Neulich, ein Flugeinsatz nach Mumbai mit 24 Stunden vor Ort. Nicht lang, aber genug Zeit für einen kurzen Besuch der Slumschule Prem Dans im Reay Road Slum. Ich folge Schwester Helen durch die engen Gänge des Slums. Es riecht nach Fäkalien und es ist feucht und heiß. Die Wellblechütten und Holzverschläge stehen so eng beeinander, dass selbst die hochstehende Sonne es kaum schafft das Dämmerlicht unter den Folien, die zum Schutz vor dem Monsunregen auch über die Durchgänge gespannt sind, zu durchbrechen. Slumhütten haben keine Türen, meist nur notdürftig verhangene, selten blickdichte Wandöffnungen, die den Blick in schwarze dunkle Löcher frei geben. Ich erkenne im Vorbeigehen oft nur schemenhaft Bettgestelle ohne Matratzen, Gaskocher, Blechtöpfe, Plastikwannen und Stofffetzen, die den Boden bedecken. Von den Menschen, den Kindern, die mich aus dem Dunkel anblicken, erkennt man oft nur das Weiß der Augen und der Hände. Ich bin, wie immer wenn ich hier bin, betroffen, berührt und irgendwie auch wütend angesichts der Armut und des sich hier offenbarenden menschlichen Elends. Und auch diesmal fallen mir Bert Brechts Verse ein:
„Denn die einen sind im Dunklen/ Und die andren sind im Licht/ Und man siehet die im Lichte/ Die im Dunklen sieht man nicht.“
Sie haben diese Worte aus der der Dreigroschenoper sicherlich schon oft gehört. Sie treffen auf fast alle Orte des Unheils zu, Orte wie hier in den Slums Mumbais, an Orten des Krieges, in Gaza, der Ukraine, in Myanmar oder dem Sudan, wo Millionen vom Hungertod bedroht sind. Und wie steht es um die Opfer von häuslicher Gewalt, Rassismus, Armut oder Einsamkeit in unserem Land, in unserer Nachbarschaft? Wer verleiht den Betroffenen Gehör und Zuwendung, wer bringt ihre Geschichten ans Licht? … Aber zurück in den Reay Road Slum: Noch bevor ich mich in den Gedanken über meine individuelle Machtlosigkeit gegenüber den globalen Problemen verliere, stehen wir vor der Slumschule, einer Hütte mit festen Mauern und einem Wellblechdach. Hier werden ca. 100 Kinder im Vorschulater unterrichtet, ernährt und umfassend betreut. Und während ich wie immer lautstark und freudig empfangen werde, den Liedern lausche und die Tanzvorführungen bewundere, weicht mein „Weltenfrust“. So klein, einfach und unscheinbar dieser Ort ist, so schwer er zu erreichen ist, so strahlt hier so vieles heller als all das Dunkel vor der Tür vermuten lässt: Es ist ein Ort der bedingungslosen Nächstenliebe und der tatkräftigen Zuwendung, der Menschlichkeit und der Hoffnung. Und er erinnert mich, wenn ich jetzt kurz vor Weihnachten an diese Momente mit der Ordensschwester Sr. Helen und den Kindern Prem Dans im Slum zurückdenke, an einen anderen, einfachen, unscheinbaren und ärmlichen Ort: Einen Stall in Bethlehem, der der Ausgansort für das war, was ich hier sehe und erlebe und der die Welt für immer verändert hat.
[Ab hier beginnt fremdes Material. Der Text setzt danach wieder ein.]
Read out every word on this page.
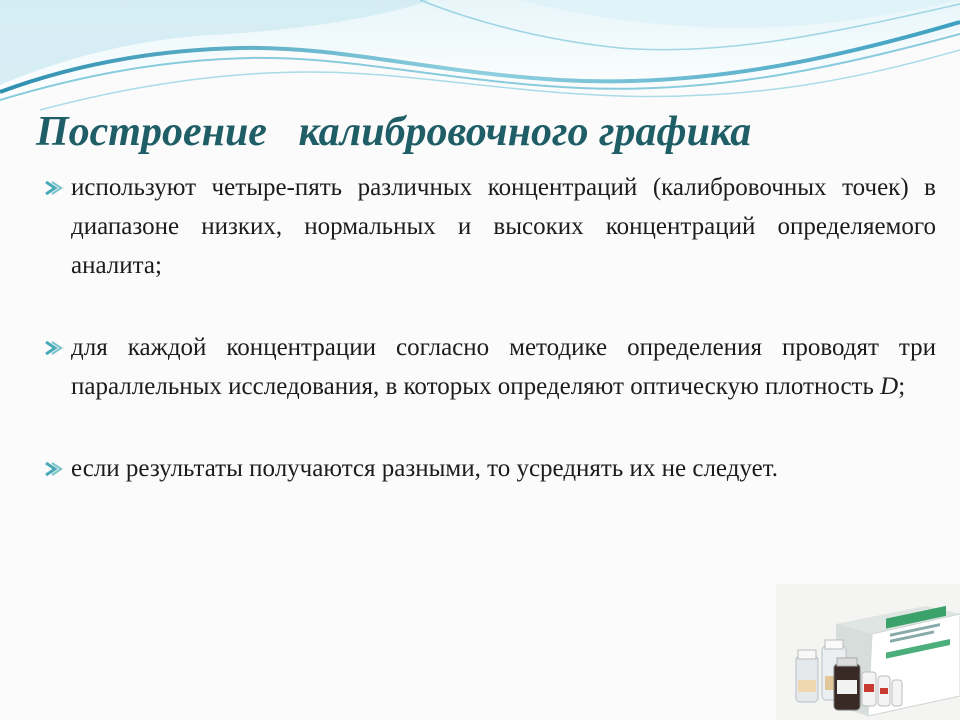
Построение   калибровочного графика
используют четыре-пять различных концентраций (калибровочных точек) в диапазоне низких, нормальных и высоких концентраций определяемого аналита;
для каждой концентрации согласно методике определения проводят три параллельных исследования, в которых определяют оптическую плотность D;
если результаты получаются разными, то усреднять их не следует.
Danke, liebe Patinnen und Paten, liebe Spender und Spenderinnen, dass Sie auch in diesem Jahr dank Ihrer Großzügigkeit diesen Zufluchts- und Hoffnungsort für die Kinder aus Mumbais Slums ermöglicht und getragen haben.
Wir wünschen Ihnen frohe Weihnachtstage im Kreise Ihrer Lieben und ein glückliches und gesundes neues Jahr!